Identifying m6A sites in Plasmodium falciparum mRNA with Nanopore signal analysis (#143)

Joshua M Levendis 1 , Amy Distiller 1 , Emma McHugh 1 , Stuart A Ralph 1
  1. Biochemistry and Molecular Biology, University of Melbourne, Melbourne, Victoria, Australia

Recent breakthroughs in mRNA modifications have enabled RNA therapeutics with stabilised mRNA to improve vaccine efficacy. Despite their importance in biotechnology, the impact of mRNA modifications on stability and translation are poorly understood. N6-methyladenosine (m6A) is an mRNA modification thought to either improve translation efficacy or reduce stability of transcripts.
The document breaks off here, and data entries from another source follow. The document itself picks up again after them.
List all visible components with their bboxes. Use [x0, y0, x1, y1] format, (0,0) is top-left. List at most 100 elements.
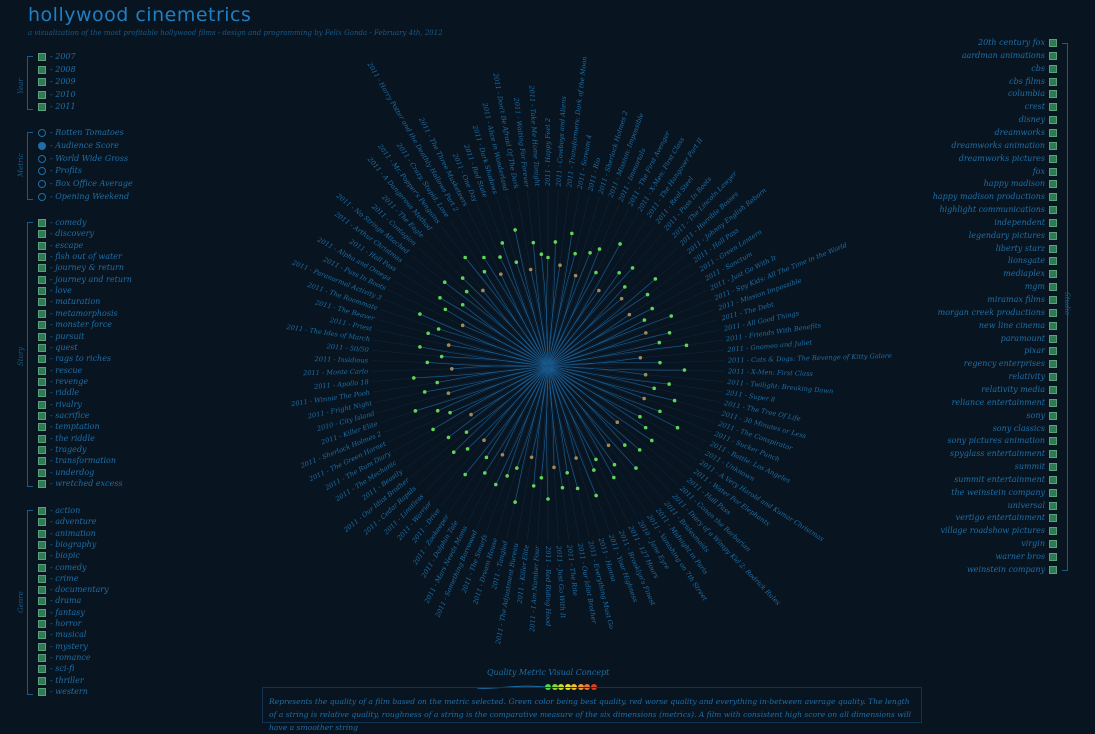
- checkbox-icon[interactable]: [38, 65, 46, 74]
- story-filter-item[interactable]: - quest: [38, 343, 78, 354]
- checkbox-icon[interactable]: [38, 275, 46, 284]
- film-data-point[interactable]: [630, 266, 635, 270]
- genre-filter-item[interactable]: - musical: [38, 630, 86, 641]
- checkbox-icon[interactable]: [1049, 257, 1057, 266]
- film-data-point[interactable]: [513, 228, 517, 232]
- film-data-point[interactable]: [438, 296, 442, 300]
- film-data-point[interactable]: [619, 296, 624, 301]
- film-data-point[interactable]: [482, 255, 486, 260]
- film-label[interactable]: 2011 - X-Men: First Class: [727, 367, 814, 378]
- film-data-point[interactable]: [627, 312, 632, 317]
- checkbox-icon[interactable]: [1049, 51, 1057, 60]
- checkbox-icon[interactable]: [1049, 514, 1057, 523]
- checkbox-icon[interactable]: [38, 377, 46, 386]
- film-data-point[interactable]: [558, 263, 562, 268]
- film-data-point[interactable]: [418, 312, 422, 316]
- film-data-point[interactable]: [539, 252, 544, 256]
- film-data-point[interactable]: [528, 267, 533, 272]
- checkbox-icon[interactable]: [1049, 411, 1057, 420]
- story-filter-item[interactable]: - monster force: [38, 320, 112, 331]
- film-data-point[interactable]: [442, 280, 447, 284]
- film-data-point[interactable]: [669, 314, 674, 318]
- film-data-point[interactable]: [657, 340, 662, 345]
- film-data-point[interactable]: [531, 240, 536, 245]
- checkbox-icon[interactable]: [38, 687, 46, 696]
- film-data-point[interactable]: [597, 247, 602, 251]
- checkbox-icon[interactable]: [1049, 385, 1057, 394]
- film-data-point[interactable]: [649, 438, 654, 443]
- film-data-point[interactable]: [493, 482, 498, 487]
- checkbox-icon[interactable]: [1049, 308, 1057, 317]
- checkbox-icon[interactable]: [38, 665, 46, 674]
- film-data-point[interactable]: [513, 500, 517, 504]
- studio-filter-item[interactable]: regency enterprises: [964, 359, 1057, 370]
- film-label[interactable]: 2011 - Happy Feet 2: [544, 118, 552, 187]
- film-data-point[interactable]: [612, 462, 617, 467]
- studio-filter-item[interactable]: paramount: [1001, 334, 1057, 345]
- year-filter-item[interactable]: - 2010: [38, 90, 76, 101]
- year-filter-item[interactable]: - 2007: [38, 52, 76, 63]
- film-data-point[interactable]: [560, 485, 565, 490]
- film-data-point[interactable]: [573, 273, 578, 278]
- genre-filter-item[interactable]: - thriller: [38, 676, 84, 687]
- film-data-point[interactable]: [418, 345, 422, 349]
- studio-filter-item[interactable]: disney: [1019, 115, 1057, 126]
- film-data-point[interactable]: [617, 271, 621, 275]
- film-data-point[interactable]: [411, 376, 416, 380]
- checkbox-icon[interactable]: [1049, 283, 1057, 292]
- film-data-point[interactable]: [539, 476, 544, 480]
- film-data-point[interactable]: [463, 472, 467, 477]
- studio-filter-item[interactable]: 20th century fox: [978, 38, 1057, 49]
- metric-filter-item[interactable]: - Audience Score: [38, 141, 119, 152]
- checkbox-icon[interactable]: [38, 343, 46, 352]
- checkbox-icon[interactable]: [38, 90, 46, 99]
- film-label[interactable]: 2011 - Insidious: [314, 355, 369, 365]
- film-data-point[interactable]: [449, 367, 454, 371]
- studio-filter-item[interactable]: mgm: [1025, 282, 1057, 293]
- film-data-point[interactable]: [514, 260, 519, 265]
- genre-filter-item[interactable]: - fantasy: [38, 608, 85, 619]
- checkbox-icon[interactable]: [1049, 360, 1057, 369]
- year-filter-item[interactable]: - 2011: [38, 102, 76, 113]
- metric-filter-item[interactable]: - Profits: [38, 166, 82, 177]
- film-data-point[interactable]: [552, 465, 556, 470]
- checkbox-icon[interactable]: [1049, 244, 1057, 253]
- checkbox-icon[interactable]: [38, 400, 46, 409]
- checkbox-icon[interactable]: [1049, 540, 1057, 549]
- checkbox-icon[interactable]: [1049, 103, 1057, 112]
- film-data-point[interactable]: [435, 408, 440, 413]
- checkbox-icon[interactable]: [1049, 39, 1057, 47]
- film-data-point[interactable]: [460, 323, 465, 328]
- studio-filter-item[interactable]: aardman animations: [962, 51, 1057, 62]
- checkbox-icon[interactable]: [38, 230, 46, 239]
- film-data-point[interactable]: [667, 330, 672, 335]
- checkbox-icon[interactable]: [1049, 398, 1057, 407]
- checkbox-icon[interactable]: [38, 241, 46, 250]
- studio-filter-item[interactable]: highlight communications: [939, 205, 1057, 216]
- studio-filter-item[interactable]: sony: [1026, 411, 1057, 422]
- studio-filter-item[interactable]: sony classics: [993, 424, 1057, 435]
- checkbox-icon[interactable]: [1049, 167, 1057, 176]
- film-data-point[interactable]: [634, 466, 638, 470]
- film-data-point[interactable]: [481, 288, 485, 293]
- studio-filter-item[interactable]: sony pictures animation: [948, 436, 1057, 447]
- film-data-point[interactable]: [652, 386, 656, 391]
- film-data-point[interactable]: [574, 456, 578, 460]
- film-data-point[interactable]: [594, 493, 598, 498]
- film-data-point[interactable]: [612, 475, 616, 480]
- film-data-point[interactable]: [573, 251, 577, 256]
- studio-filter-item[interactable]: virgin: [1021, 539, 1057, 550]
- genre-filter-item[interactable]: - adventure: [38, 517, 96, 528]
- film-data-point[interactable]: [606, 443, 611, 448]
- genre-filter-item[interactable]: - documentary: [38, 585, 109, 596]
- checkbox-icon[interactable]: [38, 586, 46, 595]
- film-data-point[interactable]: [650, 306, 655, 311]
- film-data-point[interactable]: [464, 430, 469, 434]
- film-data-point[interactable]: [546, 255, 550, 260]
- film-data-point[interactable]: [597, 288, 601, 293]
- film-data-point[interactable]: [515, 466, 519, 470]
- film-data-point[interactable]: [483, 471, 487, 475]
- genre-filter-item[interactable]: - western: [38, 687, 88, 698]
- film-data-point[interactable]: [531, 484, 536, 488]
- studio-filter-item[interactable]: summit: [1015, 462, 1057, 473]
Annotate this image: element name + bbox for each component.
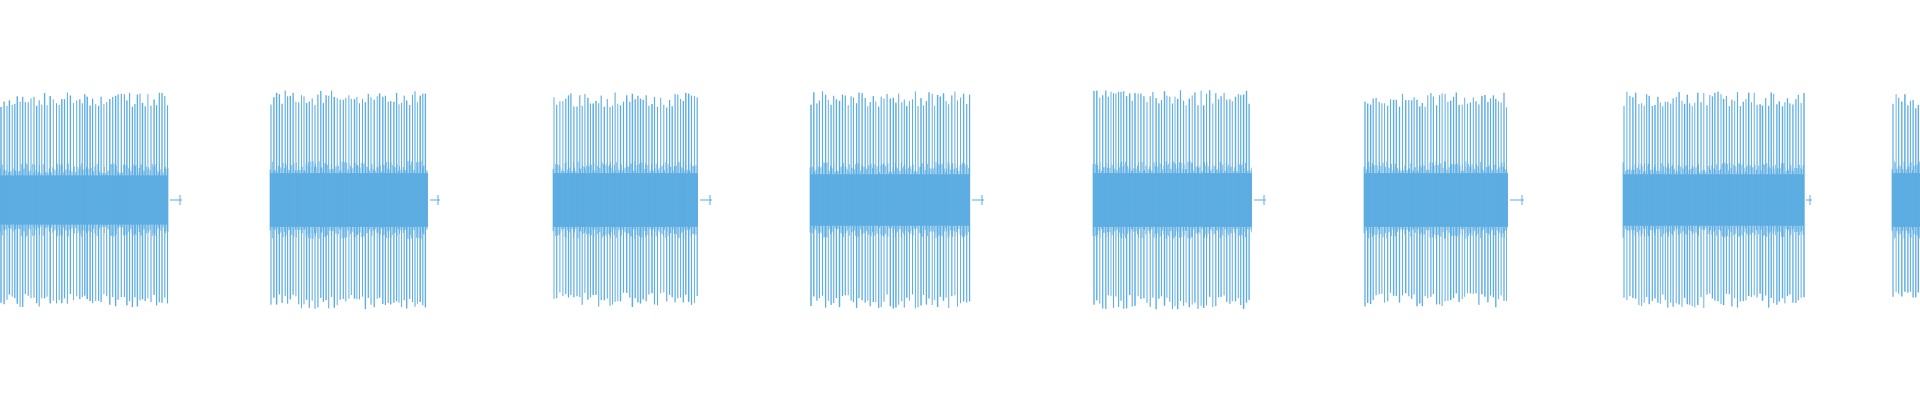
waveform-burst (552, 92, 712, 307)
waveform-burst (1622, 91, 1812, 309)
waveform-burst (809, 91, 984, 309)
waveform-burst (269, 90, 440, 310)
waveform-burst (0, 92, 182, 308)
waveform-burst (1891, 94, 1920, 298)
waveform-burst (1363, 92, 1524, 308)
waveform-burst (1092, 90, 1266, 310)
We studied this modification in Plasmodium falciparum by disrupting the methyltransferase that makes m6A. Sequencing of m6A in mRNA has only recently become possible with Oxford Nanopore Technologies direct RNA sequencing. However, it is unclear how robust and accurate this detection of m6A is. We therefore compared four open-source tools that have been independently developed to identify m6A sites in Nanopore RNA-seq from P. falciparum trophozoites. Two of these tools detect m6A through machine learning systems trained to artificial RNA synthesized with m6A, whereas two work by detecting statistical differences between transcripts that possess or lack m6A. We found the former were less correlated in site prediction than the latter category. For transcripts with the most m6A sites predicted by each tool, six highly methylated transcripts were common to three tools. Future work involves time-series analysis of P. falciparum transcriptome using updated Nanopore flow cells with proprietary m6A detection.